La que me interesa destacar ahora de esas cuestiones es la mitificación de Manhattan por parte de dos de los cineastas que más admiró. El retrato de los rascacielos, los neones, las alcantarillas humeantes -que a Kay le llaman la atención tanto como mí-, las inmensas avenidas... En fin, la singular arquitectura del escenario, magníficamente fotografiado por Nicolas Hayer en Dos hombres... y por Eugen Schüfftan en Tres habitaciones..., confiere a ambas películas una textura especial, que no tienen ni los planos de Manhattan de Alrededor de la medianoche -el homenaje que Bertrand Tavernier rindiera a Bud Powell en 1986- ni Manhattan (1979) del dichoso Woody Allen.

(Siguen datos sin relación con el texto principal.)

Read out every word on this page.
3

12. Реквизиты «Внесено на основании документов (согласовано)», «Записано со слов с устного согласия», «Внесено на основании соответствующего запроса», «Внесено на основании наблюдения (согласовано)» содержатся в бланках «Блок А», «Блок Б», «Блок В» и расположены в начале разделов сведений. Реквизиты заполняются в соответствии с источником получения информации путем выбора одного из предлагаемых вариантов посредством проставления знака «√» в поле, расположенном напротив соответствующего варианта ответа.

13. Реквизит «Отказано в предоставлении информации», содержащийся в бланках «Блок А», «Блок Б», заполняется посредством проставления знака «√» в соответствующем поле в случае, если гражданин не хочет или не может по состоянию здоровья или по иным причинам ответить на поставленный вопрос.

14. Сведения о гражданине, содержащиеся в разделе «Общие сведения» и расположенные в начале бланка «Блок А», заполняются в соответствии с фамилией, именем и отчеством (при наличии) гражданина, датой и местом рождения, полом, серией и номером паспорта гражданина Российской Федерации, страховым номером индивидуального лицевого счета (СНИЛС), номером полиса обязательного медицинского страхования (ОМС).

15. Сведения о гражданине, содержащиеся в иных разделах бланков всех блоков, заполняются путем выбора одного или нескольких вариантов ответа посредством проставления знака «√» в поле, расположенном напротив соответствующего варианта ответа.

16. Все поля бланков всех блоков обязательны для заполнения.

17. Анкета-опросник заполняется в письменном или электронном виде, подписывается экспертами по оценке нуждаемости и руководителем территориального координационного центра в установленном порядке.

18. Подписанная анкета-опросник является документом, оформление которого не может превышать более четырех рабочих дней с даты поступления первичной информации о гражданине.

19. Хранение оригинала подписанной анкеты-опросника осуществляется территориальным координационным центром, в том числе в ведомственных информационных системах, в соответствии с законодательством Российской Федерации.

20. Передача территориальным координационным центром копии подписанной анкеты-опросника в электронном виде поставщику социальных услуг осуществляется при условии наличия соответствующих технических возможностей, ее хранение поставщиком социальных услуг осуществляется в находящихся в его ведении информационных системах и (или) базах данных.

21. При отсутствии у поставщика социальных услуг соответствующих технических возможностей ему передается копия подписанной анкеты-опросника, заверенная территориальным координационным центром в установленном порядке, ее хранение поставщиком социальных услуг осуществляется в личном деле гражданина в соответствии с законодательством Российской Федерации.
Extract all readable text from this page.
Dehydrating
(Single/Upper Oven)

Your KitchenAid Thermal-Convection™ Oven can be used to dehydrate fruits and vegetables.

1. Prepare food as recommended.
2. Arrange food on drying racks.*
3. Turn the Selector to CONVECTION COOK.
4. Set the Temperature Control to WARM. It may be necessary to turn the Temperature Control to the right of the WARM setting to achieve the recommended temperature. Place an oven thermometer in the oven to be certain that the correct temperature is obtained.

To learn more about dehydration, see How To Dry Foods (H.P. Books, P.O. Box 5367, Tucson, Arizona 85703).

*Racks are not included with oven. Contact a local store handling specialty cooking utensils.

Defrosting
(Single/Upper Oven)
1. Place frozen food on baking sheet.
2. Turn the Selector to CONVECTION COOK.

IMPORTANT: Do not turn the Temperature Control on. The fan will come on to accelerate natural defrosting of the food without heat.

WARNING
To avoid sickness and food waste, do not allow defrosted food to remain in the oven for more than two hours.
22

Aunque también es un genuino representante de esa fascinación de ciertos cineastas franceses por Manhattan, Tavernier se distancia de la estética de Melville y Carné por ese color que sobra y priva a Alrededor de la medianoche -una de las cintas en las que he echado más de menos el blanco y negro- del tono documentalista que requiere la noticia de la amistad que unió al pianista de jazz Bud Powell -cuyo trasunto, Dale Tuner, es incorporado por el saxofonista Dexter Gordon- con el dibujante francés Francis Paudras -Francis Borler en la película e interpretado por François Cluzet-.
Por su parte, el Manhattan de Woody Allen, el gran enamorado del célebre distrito neoyorquino de entre los cineastas, también dista mucho del de Carné y Melville porque es real. Esto no ha de tomarse como un elogio, cualquiera que siga esta bitácora sabe que soy de los pocos que no acaban de verle la gracia al bueno de Allen.
Hay algo en las propuestas de Melville y Carné, cuyos interiores están rodados en estudios de París, que no en interiores naturales, que hace que esa alternancia cante. Ni me molesta ni la reprocho. Simplemente la percibo como esa polarización entre la realidad y el deseo de la que nos habla Luis Cernuda. El Manhattan de mis favoritos no es real. Es una ensoñación surgida del mito, que en el caso de Carne es tan grande que incluso hace que Francois Comte se paseé por los solares neoyorquinos.
Nunca me cansaré de sostener que la verdadera capital del jazz es París. Allí se le dio carta de manifestación cultural, allí se fundó el Jazz Hot Club -algo así como la primera cátedra del jazz- y allí se exiliaron algunos de los mejores músicos, huyendo de racismo imperante en Estados Unidos. Sin embargo, el mito de Manhattan por parte de los cineastas franceses nace en el jazz o al menos discurre en paralelo. El jazz está omnipresente en ambas películas. Melville incluso lleva a sus personajes al estudio neoyorquino de la Capitol Records, donde Virginia Graham (Glenda Leight), la clásica rubia del relato criminal, se dispone a grabar la clásica canción para arrullar corazones destrozados. Carné, que aquí demuestra ser tan afecto al jazz como Malle o Jacques Becker, hace que Kay ponga cool en las juke-box, le pida canciones al pianista y escuche ensimismada la pieza que interpreta Virginia Vee.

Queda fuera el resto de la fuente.